Nnoticing qwen-27b@q2 better than qwen-35b@q8?
The Latest qwen3.6 models. Is this odd? i code with qwen models and the 27b@q2 even heavily quantised perform wayyy better than 35b-q8?
Have anyone else also tested across quant levels?
Edit: for anyone asking quants and setup im experiencing this on its on unsloth dynamic k_xl quants
qwen3.6-27b-UD-q2_k_xl. And qwen-3.5-35b-UD-Q8
llama.cpp latest using opencode unsloth dynamic quant makes the q2 more usable than expected.
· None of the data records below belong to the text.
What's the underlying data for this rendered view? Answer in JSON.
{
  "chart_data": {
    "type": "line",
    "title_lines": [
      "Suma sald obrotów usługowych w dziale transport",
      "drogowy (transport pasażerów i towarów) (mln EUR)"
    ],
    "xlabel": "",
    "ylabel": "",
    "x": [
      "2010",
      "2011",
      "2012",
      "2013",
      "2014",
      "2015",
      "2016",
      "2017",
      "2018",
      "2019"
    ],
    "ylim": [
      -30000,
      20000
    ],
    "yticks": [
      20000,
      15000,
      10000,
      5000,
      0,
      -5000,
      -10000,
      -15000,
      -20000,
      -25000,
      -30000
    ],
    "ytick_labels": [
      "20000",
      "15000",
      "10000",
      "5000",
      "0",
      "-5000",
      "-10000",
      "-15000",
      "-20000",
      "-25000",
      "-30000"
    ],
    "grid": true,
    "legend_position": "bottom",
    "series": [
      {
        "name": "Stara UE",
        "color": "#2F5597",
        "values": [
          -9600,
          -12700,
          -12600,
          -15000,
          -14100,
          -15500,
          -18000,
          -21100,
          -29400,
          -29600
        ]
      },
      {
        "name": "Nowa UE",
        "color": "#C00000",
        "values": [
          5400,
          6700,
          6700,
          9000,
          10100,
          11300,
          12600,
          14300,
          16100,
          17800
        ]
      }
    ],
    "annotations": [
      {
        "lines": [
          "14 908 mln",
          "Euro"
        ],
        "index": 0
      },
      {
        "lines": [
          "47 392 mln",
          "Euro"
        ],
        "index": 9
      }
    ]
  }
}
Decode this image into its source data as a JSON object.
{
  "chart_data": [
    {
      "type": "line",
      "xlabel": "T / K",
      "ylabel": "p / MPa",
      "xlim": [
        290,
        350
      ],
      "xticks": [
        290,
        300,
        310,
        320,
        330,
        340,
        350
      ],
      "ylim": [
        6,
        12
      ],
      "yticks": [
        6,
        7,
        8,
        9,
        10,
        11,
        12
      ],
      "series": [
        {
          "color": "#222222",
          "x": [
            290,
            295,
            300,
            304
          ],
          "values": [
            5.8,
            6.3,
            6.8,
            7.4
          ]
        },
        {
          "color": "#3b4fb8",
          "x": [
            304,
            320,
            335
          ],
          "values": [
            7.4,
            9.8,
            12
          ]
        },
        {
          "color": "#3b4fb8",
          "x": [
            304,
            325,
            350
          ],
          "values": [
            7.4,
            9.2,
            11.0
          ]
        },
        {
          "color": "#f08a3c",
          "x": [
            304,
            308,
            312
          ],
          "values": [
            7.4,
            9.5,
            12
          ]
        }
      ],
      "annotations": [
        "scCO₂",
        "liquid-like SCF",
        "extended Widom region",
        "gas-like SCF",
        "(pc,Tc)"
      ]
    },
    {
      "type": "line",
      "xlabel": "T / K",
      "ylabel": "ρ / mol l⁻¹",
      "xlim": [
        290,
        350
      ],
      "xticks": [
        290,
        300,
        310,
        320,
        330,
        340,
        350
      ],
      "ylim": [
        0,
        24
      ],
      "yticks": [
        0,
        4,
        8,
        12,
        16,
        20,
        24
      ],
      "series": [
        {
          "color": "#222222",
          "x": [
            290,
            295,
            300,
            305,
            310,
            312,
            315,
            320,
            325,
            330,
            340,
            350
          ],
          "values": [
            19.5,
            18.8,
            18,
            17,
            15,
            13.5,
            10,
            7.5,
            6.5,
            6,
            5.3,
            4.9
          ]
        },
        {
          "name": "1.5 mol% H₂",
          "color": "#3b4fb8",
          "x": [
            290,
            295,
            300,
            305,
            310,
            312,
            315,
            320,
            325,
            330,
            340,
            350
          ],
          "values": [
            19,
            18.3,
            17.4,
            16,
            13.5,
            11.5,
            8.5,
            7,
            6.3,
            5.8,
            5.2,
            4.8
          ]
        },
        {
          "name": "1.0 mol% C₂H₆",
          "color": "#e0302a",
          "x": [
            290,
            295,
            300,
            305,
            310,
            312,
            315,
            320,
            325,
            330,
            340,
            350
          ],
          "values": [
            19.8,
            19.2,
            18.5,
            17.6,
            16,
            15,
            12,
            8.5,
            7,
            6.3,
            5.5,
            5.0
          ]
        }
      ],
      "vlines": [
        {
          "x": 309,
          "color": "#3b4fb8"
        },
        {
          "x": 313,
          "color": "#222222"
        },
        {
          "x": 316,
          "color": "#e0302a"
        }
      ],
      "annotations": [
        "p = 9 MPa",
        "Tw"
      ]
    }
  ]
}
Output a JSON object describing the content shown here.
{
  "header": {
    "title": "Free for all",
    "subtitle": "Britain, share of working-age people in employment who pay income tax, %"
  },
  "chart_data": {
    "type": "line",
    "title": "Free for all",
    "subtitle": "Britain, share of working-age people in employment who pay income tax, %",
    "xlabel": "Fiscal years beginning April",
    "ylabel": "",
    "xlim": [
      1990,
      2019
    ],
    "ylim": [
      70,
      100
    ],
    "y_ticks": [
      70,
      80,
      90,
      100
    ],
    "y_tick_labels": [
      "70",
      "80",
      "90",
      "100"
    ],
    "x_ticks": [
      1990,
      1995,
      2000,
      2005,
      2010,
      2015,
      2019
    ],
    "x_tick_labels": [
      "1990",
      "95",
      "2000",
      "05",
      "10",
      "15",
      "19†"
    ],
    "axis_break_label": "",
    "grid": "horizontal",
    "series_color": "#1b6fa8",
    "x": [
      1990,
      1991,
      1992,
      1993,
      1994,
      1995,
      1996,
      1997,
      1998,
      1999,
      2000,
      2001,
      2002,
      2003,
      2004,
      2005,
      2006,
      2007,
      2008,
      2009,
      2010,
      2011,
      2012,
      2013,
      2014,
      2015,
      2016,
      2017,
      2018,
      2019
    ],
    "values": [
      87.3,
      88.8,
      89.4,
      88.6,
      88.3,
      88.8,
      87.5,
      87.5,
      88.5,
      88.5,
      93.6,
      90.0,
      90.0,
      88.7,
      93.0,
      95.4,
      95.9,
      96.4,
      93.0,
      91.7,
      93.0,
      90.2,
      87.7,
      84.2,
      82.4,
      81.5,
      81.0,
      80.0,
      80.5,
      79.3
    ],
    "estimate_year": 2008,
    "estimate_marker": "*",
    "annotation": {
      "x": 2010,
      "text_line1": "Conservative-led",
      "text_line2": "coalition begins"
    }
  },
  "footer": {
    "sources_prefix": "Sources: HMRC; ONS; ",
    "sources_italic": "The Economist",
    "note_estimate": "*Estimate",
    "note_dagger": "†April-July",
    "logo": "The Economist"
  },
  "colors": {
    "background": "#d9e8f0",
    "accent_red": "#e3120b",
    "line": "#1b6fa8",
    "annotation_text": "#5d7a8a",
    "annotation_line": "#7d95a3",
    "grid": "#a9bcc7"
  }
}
For some odd reason i find 35b-a3b is really smart but simultaneously behaves kinda dumb. feels like im using a 4b model rather than a 35b. maybe im suspecting MOE behavioural capacity is tightly linked to num of active params rather than total. Im suspecting total params only contribute to how much the model knows but not how complex it can execute. For my use case i need him to understand complexity rather than accuracy. Bit i don’t think enough active params lights up to cover the complexity of the task and makes the 35b-a3b go wonky maybe i need to give 35b-a3b only give him baby tasks? But i need a bit more investigation to close in on that conclusion. Would be helpful if anyone can test this also.